Thursday, August 19, 2010

SW ~ Summerlake Park

Date visited: March 12, 2007, last update August 19, 2010
Agency: City of Tigard
Path Surface: Asphalt, dirt, concrete
Elevation gain/loss: 20 ft.
Distance: 1.2 as described
Ratings: Setting +++ Calorie-burning +
Directions: From Highway 217, follow Scholls Ferry Rd southeast to SW 130th and turn left. Curve around to the left as 130th Ave. changes to Winterlake Drive. Look for the parking lot on the left about .5 mile from Scholls Ferry Rd and thirty yards past the picnic shelter. GPS N 45 26.191, W 122 48.627.
Map of the park.

Summer Creek seems to appear from nowhere in this densely developed residential area, but then backs up to form several open water ponds. Two are surrounded by a paved path, and a third can be reached by a short spur. This tiny oasis in thick suburbia holds an amazing variety of wildlife.

From the parking lot, walk north along a path that heads into a small douglas fir, cedar and deciduous forest. Note the Sorg Rhododendron Garden to your right just before you get to the clustered trees. Cross over a little trickle of water into the grove. Several dirt trails take off to the right from the main path; some offer a lake view. Perching birds love the brushy vegetation along the path on either side of the evergreens. We saw bushtits, song sparrows and towhees jumping through the branches and a flock of gold-crowned sparrows searching for food in the woodsy debris along the path.

As the trees thin and after crossing a bridge over Summer Creek, take a short detour left, carefully crossing 130th Ave. to take a look at the wetlands area to the west. Today we saw several green-wing teals, but sometimes you might spot the very colorful wood ducks here. Return to the park and continue east along the “top” of the lake. Canada geese, white-fronted geese and some interesting hybrids hang out along the grassy areas. We saw a pied-billed grebe in the water, many widgeons and even more mallards. Several nutria haunted the shore and “v”ed their way through the water.

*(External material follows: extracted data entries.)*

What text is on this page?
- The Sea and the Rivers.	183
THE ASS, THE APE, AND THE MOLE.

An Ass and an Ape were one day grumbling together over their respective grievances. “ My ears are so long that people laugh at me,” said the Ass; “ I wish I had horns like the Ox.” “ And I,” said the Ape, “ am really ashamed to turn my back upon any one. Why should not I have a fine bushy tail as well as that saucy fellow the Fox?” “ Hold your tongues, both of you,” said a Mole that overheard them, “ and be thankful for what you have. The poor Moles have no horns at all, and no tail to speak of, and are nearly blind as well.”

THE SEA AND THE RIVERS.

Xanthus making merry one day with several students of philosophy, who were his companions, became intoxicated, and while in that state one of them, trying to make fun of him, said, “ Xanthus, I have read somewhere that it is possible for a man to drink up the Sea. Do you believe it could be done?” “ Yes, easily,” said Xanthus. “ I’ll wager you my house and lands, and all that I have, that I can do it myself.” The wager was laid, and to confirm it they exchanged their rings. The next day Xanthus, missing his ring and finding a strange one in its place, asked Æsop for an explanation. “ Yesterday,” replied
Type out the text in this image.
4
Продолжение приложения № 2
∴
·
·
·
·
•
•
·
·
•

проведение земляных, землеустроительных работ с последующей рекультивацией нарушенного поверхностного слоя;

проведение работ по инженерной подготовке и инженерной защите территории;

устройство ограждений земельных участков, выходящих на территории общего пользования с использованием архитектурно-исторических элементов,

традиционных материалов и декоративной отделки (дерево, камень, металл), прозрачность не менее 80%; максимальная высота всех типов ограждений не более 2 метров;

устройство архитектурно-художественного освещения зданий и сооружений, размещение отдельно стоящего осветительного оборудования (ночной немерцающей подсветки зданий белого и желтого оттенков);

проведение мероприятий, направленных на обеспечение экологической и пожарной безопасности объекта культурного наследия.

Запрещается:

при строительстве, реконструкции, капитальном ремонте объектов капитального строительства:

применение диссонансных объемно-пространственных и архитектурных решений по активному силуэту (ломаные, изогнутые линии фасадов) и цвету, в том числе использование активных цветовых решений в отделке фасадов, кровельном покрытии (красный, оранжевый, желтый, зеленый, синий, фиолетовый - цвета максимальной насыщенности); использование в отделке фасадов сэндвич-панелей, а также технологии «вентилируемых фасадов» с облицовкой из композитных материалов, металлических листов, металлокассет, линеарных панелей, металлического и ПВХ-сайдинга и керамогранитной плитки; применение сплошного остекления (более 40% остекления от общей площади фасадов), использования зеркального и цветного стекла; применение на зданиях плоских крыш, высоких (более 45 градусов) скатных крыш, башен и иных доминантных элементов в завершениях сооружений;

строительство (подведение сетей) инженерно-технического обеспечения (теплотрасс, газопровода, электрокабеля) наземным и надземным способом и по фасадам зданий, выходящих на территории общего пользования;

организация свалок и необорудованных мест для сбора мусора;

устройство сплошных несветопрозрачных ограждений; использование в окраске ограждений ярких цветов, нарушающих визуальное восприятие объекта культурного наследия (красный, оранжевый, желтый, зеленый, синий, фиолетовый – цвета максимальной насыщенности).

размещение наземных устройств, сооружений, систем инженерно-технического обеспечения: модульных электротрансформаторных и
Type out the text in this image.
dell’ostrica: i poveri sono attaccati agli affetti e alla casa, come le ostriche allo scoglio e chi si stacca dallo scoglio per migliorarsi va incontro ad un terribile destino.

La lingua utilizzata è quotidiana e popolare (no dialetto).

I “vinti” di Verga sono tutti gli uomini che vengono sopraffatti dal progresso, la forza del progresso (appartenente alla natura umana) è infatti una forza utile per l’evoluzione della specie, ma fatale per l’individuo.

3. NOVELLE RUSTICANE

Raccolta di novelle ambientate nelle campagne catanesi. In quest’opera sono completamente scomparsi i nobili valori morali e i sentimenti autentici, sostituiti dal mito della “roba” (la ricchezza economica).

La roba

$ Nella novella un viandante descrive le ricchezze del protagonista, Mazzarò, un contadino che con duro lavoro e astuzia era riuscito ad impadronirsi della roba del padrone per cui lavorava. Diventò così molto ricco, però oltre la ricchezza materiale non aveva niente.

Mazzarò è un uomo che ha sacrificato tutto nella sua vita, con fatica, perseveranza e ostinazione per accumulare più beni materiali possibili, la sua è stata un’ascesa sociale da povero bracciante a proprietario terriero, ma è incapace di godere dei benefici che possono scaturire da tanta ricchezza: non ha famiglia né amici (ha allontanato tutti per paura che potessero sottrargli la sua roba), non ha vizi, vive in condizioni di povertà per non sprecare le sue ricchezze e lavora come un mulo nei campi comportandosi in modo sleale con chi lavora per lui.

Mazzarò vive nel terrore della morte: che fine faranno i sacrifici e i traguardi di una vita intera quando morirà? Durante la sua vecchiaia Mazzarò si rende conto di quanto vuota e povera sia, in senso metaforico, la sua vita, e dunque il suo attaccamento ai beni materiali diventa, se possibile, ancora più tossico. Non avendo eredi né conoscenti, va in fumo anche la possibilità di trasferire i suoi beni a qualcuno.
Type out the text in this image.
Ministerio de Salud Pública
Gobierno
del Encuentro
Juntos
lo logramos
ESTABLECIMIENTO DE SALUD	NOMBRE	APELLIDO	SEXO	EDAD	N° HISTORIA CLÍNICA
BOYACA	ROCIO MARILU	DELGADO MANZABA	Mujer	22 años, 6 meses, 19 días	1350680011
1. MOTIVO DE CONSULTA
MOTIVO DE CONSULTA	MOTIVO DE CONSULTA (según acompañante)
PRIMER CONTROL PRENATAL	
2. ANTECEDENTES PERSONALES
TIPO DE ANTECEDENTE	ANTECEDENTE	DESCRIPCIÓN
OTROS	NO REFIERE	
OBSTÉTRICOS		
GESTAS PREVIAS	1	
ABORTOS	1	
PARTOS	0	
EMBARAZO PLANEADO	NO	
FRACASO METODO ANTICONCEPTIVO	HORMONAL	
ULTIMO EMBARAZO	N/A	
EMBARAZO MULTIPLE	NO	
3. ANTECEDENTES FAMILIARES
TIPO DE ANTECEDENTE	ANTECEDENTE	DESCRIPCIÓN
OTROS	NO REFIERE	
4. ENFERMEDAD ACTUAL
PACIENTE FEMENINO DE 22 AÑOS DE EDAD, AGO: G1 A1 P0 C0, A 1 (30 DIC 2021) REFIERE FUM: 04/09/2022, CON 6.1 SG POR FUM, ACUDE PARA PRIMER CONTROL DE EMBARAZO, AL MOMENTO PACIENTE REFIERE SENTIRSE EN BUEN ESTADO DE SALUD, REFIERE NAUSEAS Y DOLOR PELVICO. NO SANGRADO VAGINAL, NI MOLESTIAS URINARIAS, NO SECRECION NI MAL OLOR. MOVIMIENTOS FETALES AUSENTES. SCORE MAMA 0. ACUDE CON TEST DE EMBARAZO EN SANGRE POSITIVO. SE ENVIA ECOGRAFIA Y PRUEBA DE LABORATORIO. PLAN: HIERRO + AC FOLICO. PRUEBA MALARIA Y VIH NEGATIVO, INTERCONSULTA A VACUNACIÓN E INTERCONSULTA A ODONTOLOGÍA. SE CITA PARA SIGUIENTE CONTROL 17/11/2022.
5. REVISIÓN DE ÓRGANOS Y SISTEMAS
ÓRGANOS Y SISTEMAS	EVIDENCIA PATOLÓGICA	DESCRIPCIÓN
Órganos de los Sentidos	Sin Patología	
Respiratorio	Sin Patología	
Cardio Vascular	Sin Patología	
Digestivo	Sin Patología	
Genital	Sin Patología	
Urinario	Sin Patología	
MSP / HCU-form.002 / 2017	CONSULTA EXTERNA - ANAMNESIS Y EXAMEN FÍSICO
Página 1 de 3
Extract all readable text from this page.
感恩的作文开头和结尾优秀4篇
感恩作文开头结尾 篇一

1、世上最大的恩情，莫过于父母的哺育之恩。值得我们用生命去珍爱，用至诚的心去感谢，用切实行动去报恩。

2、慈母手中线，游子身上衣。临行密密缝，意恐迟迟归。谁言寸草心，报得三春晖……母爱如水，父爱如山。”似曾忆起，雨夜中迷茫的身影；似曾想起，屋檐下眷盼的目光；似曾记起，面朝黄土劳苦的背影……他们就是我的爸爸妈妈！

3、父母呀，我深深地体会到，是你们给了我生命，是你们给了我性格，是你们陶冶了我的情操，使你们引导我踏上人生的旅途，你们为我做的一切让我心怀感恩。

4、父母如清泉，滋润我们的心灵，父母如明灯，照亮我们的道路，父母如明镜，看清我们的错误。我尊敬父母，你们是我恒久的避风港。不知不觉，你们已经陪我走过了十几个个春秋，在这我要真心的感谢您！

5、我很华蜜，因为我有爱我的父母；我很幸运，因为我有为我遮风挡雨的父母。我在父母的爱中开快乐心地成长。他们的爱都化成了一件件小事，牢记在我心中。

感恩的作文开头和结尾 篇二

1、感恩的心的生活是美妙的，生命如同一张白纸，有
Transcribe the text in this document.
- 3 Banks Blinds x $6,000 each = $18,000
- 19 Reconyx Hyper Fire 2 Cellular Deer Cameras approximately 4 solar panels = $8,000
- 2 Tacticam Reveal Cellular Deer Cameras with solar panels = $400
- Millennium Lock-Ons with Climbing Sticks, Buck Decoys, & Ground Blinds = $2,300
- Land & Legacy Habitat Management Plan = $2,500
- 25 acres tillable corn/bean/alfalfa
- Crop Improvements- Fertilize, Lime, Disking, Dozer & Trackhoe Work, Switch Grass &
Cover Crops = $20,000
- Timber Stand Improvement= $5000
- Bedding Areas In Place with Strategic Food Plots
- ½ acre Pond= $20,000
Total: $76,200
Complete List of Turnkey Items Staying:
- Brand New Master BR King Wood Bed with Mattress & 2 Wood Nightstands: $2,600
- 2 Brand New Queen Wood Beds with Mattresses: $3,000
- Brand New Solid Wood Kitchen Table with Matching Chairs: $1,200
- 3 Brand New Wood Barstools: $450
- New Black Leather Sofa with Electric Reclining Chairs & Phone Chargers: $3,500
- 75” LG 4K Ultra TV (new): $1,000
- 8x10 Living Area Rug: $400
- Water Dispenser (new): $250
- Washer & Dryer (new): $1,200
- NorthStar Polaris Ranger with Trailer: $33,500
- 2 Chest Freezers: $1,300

We find the first turn to the right irresistable because of the view from the bridge, so go ahead and turn south, across the bridge toward the playground area. You will return to this bridge as the middle of the figure 8 of this walk. Turn left and continue along the south edge of the lake, passing the playground on your right. Robins, flickers and crows seem to favor this area. Red-wing blackbirds perch overlooking the water. Later on in the season, barn swallows will cruise right by you as you walk the path.

Just before coming to another bridge at the east end of the park, take the short spur path to your right, noting the abundant perching birds in the trees here, then turn left on another path at a fence, toward the water. After taking a peek at the waterfowl (binoculars are good here), back track to the main path and turn right to cross another bridge—again an interesting place to stop for a look. Continue around the circle to head west, turn left to cross the bridge you previously crossed near the playground, but this time turn right after crossing the bridge. Walk briefly down hill, ignore the left turn here and walk straight over a small bridge back into the big trees. Follow the dirt trail to its end at an asphalt driveway for the maintenance building. Walk straight through the rhodie garden or stroll the gravel paths through the garden in the spring for a colorful show.

In August, it's fun to take a look at the babies that have turned into miniature adults. We have seen young mallards, wood ducks, grebes and robins who seem more friendly than their wiser adult counterparts.

To get some additional mileage, you can walk the perimeter sidewalks or simply walk through the adjacent neighborhood to the south of the park.